KS: I would say my films function in the opposite impulse as re-enactment. For example, in Voice on the Line, I was addressing current day anxiety over the Patriot Act and the troubled relationship between communication companies and the government, but cast this story with McCarthy-era imagery of telephone operators and callers.
I work with metaphors that often take a turn into the realm of the fantastic. I’m not interested in illustrating an event, using supportive evidence, and forming a conclusion. The fantastic allows me to think of the organization of history and the meaning that is produced. I’m not interested in making a conclusion, but in creating speculative visuals and narrative arrangements that intersect with our experiences.
The stories I tell have a footprint in the history we understand, but veer off into a speculative or mythical space. A through-line through my work is the consequences of institutional power, and failures of those, like in Once It Started It Could Not End Otherwise, the unnamed disaster was inspired by the Deepwater Horizon Oil Spill. While this was made in 2011, it was created with images from the mid 1970s, a time when there was a flourishing of neoliberal and neoconservative policy.

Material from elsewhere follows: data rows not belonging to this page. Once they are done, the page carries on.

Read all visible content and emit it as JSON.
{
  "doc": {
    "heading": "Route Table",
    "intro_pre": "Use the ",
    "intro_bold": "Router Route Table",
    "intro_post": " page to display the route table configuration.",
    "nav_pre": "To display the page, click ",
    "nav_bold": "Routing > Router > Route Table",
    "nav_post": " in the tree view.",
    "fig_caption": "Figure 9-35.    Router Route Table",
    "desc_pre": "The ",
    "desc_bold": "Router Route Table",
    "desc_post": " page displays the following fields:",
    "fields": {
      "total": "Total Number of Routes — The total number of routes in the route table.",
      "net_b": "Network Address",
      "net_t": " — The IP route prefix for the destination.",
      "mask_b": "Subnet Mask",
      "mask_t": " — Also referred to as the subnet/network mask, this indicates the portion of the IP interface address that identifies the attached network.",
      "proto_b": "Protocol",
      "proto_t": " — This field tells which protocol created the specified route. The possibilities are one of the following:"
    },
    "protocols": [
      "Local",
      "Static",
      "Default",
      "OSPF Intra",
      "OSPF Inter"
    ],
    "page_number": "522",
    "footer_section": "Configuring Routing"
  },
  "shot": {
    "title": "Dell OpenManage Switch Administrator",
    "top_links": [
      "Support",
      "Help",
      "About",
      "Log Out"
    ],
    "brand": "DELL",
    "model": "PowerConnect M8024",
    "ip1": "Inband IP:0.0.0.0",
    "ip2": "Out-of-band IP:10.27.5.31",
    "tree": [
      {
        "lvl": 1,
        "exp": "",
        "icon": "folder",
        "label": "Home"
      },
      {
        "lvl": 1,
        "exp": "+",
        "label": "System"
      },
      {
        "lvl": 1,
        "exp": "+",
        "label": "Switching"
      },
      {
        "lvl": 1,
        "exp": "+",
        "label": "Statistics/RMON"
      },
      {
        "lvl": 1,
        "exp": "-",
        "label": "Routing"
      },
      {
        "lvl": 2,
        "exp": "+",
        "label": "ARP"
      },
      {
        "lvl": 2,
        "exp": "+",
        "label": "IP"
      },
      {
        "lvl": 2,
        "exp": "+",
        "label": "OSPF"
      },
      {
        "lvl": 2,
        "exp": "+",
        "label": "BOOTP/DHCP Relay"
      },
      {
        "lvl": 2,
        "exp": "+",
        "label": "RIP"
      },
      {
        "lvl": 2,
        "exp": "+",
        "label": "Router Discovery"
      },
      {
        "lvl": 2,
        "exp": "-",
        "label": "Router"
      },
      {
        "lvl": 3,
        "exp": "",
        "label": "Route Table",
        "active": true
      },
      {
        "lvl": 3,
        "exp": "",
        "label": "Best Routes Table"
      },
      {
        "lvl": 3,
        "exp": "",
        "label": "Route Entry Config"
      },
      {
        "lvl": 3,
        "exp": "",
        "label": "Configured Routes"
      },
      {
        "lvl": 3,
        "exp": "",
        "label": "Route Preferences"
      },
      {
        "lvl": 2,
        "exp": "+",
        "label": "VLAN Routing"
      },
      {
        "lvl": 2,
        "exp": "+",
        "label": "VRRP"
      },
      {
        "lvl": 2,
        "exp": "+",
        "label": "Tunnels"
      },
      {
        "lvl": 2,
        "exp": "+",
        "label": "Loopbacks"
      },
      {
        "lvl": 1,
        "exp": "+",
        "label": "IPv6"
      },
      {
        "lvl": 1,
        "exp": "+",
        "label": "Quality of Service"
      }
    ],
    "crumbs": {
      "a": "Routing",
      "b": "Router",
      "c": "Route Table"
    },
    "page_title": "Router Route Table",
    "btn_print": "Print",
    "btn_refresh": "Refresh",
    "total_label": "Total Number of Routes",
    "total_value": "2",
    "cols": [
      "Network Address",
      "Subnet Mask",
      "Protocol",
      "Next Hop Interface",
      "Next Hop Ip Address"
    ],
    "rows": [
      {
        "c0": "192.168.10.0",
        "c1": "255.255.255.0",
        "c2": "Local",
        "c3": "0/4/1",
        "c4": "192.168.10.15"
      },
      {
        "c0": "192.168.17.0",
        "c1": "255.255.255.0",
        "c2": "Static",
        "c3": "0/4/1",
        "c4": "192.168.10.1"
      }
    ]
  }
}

But that’s a really heavy and dark subject matter, so I use humor a lot in my work. When Walter Benjamin speaks of Brecht’s epic theater he says revolt has a better chance when “one is shaken by laughter than when one’s mind is shaken and upset.”
When scavenging for images—print images, archival film—I think about archetypes in these images, and how these figures can be recast or re-scripted to speak of something else. In some sense you can think of images from the past as being closed off—that story is done. Instead of existing completely in the present, or exclusively in the past, I aim to explore a continuum of legacy, an echo, of how these narratives of power are still in play.
Kelly Sears is an awarding-winning animator, and the films discussed here have screened at Sundance, American Film Institute Festival, and in solo programs at Anthology Film Archives and the Museum of Fine Arts, Houston. Sears is an Assistant Professor of Film Studies at the University of Colorado, Boulder.
Tara Knight is a filmmaker, animator, and media designer for live performance. Her Mikumentary films have screened in excerpts at institutions ranging from pop culture to fine arts, among which New York Comic Con, South By Southwest Interactive Festival panel, and at the Mori Art Museum in Tokyo. Knight is an Associate Professor of Critical Media Practices at the University of Colorado, Boulder.